= Ch'ien Lee =

Photographer and botanist

Ch'ien C. Lee (李乾 (Lǐ Qián)) is a photographer and botanist specialising in the carnivorous plant genus Nepenthes. Lee has described several new Nepenthes species, including N. baramensis (now known as N. hemsleyana), N. chaniana, N. gantungensis, N. glandulifera, N. jamban, N. lingulata, N. palawanensis, N. pitopangii, N. platychila, and N. harauensis. Lee also described the natural hybrid N. × bauensis.

Ch'ien Lee holds a B.Sc. in Biology/Ecology from the University of California Santa Cruz. Having maintained a keen interest in nature since a child, his enthusiasm has led him to study various subjects ranging from entomology to animal tracking and ethnobotany, and eventually to work as a naturalist and environmental educator in the East Bay Regional Parks in northern California.

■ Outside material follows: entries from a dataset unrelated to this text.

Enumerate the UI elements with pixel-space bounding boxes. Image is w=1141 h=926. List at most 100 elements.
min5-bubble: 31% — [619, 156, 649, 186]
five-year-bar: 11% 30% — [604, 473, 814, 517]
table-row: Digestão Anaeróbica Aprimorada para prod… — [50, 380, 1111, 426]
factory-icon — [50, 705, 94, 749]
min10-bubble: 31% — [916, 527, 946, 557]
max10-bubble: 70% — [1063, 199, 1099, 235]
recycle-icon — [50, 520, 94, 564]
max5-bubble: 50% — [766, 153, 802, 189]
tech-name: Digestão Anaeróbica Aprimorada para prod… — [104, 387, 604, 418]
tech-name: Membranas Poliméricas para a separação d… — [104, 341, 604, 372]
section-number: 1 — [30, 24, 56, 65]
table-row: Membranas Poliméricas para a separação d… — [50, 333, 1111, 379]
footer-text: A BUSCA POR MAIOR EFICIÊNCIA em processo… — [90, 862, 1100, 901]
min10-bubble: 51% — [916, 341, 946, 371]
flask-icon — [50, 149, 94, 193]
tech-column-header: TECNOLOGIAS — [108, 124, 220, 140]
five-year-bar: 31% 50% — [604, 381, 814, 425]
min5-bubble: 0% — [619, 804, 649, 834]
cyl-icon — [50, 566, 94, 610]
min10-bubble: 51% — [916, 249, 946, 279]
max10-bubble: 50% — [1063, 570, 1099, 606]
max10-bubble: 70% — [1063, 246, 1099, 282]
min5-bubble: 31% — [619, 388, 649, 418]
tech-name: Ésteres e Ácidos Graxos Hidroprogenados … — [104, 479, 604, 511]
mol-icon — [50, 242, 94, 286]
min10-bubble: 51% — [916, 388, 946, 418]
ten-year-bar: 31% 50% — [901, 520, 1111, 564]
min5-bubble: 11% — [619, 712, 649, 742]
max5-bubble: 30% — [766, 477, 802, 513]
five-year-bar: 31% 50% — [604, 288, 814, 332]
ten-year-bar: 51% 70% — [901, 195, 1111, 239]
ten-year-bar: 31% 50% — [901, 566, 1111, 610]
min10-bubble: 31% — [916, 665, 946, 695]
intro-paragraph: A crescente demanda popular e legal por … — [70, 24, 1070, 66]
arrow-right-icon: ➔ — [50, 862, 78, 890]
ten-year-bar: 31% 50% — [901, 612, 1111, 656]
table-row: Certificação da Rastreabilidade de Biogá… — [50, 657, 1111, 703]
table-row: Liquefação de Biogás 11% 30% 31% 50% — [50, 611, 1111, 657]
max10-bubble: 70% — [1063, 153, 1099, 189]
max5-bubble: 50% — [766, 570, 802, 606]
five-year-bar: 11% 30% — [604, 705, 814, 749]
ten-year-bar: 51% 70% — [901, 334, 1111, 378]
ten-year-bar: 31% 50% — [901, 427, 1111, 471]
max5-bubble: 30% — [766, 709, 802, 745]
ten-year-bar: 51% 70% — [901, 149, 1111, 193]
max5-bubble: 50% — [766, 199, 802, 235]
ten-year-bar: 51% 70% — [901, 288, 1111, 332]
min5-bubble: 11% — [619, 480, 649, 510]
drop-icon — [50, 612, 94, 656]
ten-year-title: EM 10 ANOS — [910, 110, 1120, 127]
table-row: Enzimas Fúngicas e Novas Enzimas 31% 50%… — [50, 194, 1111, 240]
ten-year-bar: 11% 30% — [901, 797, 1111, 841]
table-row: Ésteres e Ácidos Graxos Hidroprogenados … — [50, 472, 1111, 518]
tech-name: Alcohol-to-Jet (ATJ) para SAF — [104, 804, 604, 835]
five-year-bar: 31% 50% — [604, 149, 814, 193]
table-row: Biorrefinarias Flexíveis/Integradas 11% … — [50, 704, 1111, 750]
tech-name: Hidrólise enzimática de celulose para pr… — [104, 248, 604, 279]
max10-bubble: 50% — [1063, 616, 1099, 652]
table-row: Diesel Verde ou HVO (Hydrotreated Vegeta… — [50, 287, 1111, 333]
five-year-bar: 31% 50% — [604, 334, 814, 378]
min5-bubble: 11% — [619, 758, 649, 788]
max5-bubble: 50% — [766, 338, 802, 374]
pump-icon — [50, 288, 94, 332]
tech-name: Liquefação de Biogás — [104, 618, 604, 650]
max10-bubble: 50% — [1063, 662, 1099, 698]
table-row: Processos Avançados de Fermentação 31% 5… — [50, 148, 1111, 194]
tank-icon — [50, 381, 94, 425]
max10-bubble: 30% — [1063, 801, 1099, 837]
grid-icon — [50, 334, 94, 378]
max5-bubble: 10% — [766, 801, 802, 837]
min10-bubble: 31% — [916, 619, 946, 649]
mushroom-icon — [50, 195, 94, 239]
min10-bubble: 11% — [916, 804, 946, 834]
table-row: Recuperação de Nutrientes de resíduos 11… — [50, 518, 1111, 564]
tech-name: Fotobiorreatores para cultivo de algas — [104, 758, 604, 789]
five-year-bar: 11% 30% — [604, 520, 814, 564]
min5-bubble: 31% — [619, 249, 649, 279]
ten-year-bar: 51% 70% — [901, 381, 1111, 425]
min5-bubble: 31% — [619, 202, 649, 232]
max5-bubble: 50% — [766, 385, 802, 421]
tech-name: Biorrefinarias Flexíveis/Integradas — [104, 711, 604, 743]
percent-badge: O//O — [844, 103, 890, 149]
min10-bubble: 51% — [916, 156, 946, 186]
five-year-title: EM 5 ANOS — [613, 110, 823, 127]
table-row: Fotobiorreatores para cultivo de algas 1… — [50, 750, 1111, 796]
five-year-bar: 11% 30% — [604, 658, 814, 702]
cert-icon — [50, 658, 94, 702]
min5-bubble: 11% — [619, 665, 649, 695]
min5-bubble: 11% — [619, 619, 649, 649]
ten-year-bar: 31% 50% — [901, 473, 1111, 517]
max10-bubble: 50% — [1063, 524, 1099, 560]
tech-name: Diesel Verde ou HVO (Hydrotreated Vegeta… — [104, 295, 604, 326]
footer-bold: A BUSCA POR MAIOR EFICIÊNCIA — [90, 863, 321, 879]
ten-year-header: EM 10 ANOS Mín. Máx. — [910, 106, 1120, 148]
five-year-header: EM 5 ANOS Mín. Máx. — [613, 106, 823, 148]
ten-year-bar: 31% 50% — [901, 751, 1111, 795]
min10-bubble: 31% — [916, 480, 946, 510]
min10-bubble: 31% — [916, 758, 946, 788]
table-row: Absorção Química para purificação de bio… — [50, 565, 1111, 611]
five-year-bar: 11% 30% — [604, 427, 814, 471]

In 1996, fulfilling a lifelong desire to live in the tropics, he moved to Sarawak (East Malaysia, on the island of Borneo) to work in a program for the propagation of native plant species.

Ch'ien studied photography while at school and has always considered it an excellent method to convey ideas and share his fascination about natural subjects encountered during his travels. His hobby became a professional endeavor in 2003. "Borneo is a fantastic place to live if you've got an insatiable interest in nature. It's easy for a photographer to get spoiled by the overwhelming diversity of subjects every time you're out. Of course working in the tropics presents some real obstacles for photography, but it's always worth the effort."

Tropical pitcher plants (Nepenthes) have been a major focus of his for over 12 years, and he has published a number of papers on their taxonomy: "A lot of my travel over the past decade has been in the pursuit of rare Nepenthes and this has taken me to many really remote parts of Southeast Asia." His photographs have appeared in numerous articles and books, and are featured in Pitcher Plants of Sarawak, The Fishes of Kuching Rivers, and the second edition of Pitcher Plants of Borneo. He occasionally undertakes assignment photography, although freelance work remains his main interest.

In addition to his photography, Ch'ien is currently engaged as a consultant at the Botanical Research Centre (Sarawak Forestry Corporation) in Kuching and also periodically works as a nature guide for private group tours in Sarawak and Sabah, and occasionally the Philippines and Indonesia.

==Publications==
- Lee, C.C. 2002. "Nepenthes species of the Hose Mountains in Sarawak, Borneo." Proceedings of the 4th International Carnivorous Plant Conference, Hiroshima University, Tokyo: 25–30.
- Lee, C.C. 2002. Nepenthes platychila (Nepenthaceae), a New Species of Pitcher Plant from Sarawak, Borneo. Gardens Bulletin Singapore 54: 257–261.
- Clarke, C.M. & C.C. Lee 2004. A Pocket Guide: Pitcher Plants of Sarawak. Natural History Publications (Borneo), Kota Kinabalu. vi + 81 pp.
- Lee, C.C. 2004. Nepenthes. In: Sarawak Bau Limestone Biodiversity. H.S. Yong, F.S.P. Ng and E.E.L. Yen (eds). The Sarawak Museum Journal Vol. LIX, No. 80; Special Issue No. 6: 71–77.
- Lee, C.C. 2004. New records and a new species of Nepenthes (Nepenthaceae) from Sarawak. Sandakania 15: 93–101.
- Clarke, C.M., C.C. Lee & S. McPherson 2006. Nepenthes chaniana (Nepenthaceae), a new species from north-western Borneo. Sabah Parks Journal 7: 53–66.
- Lee, C.C., Hernawati & P. Akhriadi 2006. Two new species of Nepenthes (Nepenthaceae) from North Sumatra. Blumea 51(3): 561–568.
- Phillips, A., A. Lamb & C.C. Lee 2008. Pitcher Plants of Borneo. Second Edition. Natural History Publications (Borneo), Kota Kinabalu.
- Lee, C.C., S. McPherson, G. Bourke & M. Mansur 2009. Nepenthes pitopangii (Nepenthaceae), a new species from central Sulawesi, Indonesia. Gardens' Bulletin Singapore 61(1): 95–100.
- Clarke, C., J.A. Moran & C.C. Lee 2011. Nepenthes baramensis (Nepenthaceae) – a new species from north-western Borneo . Blumea 56(3): 229–233.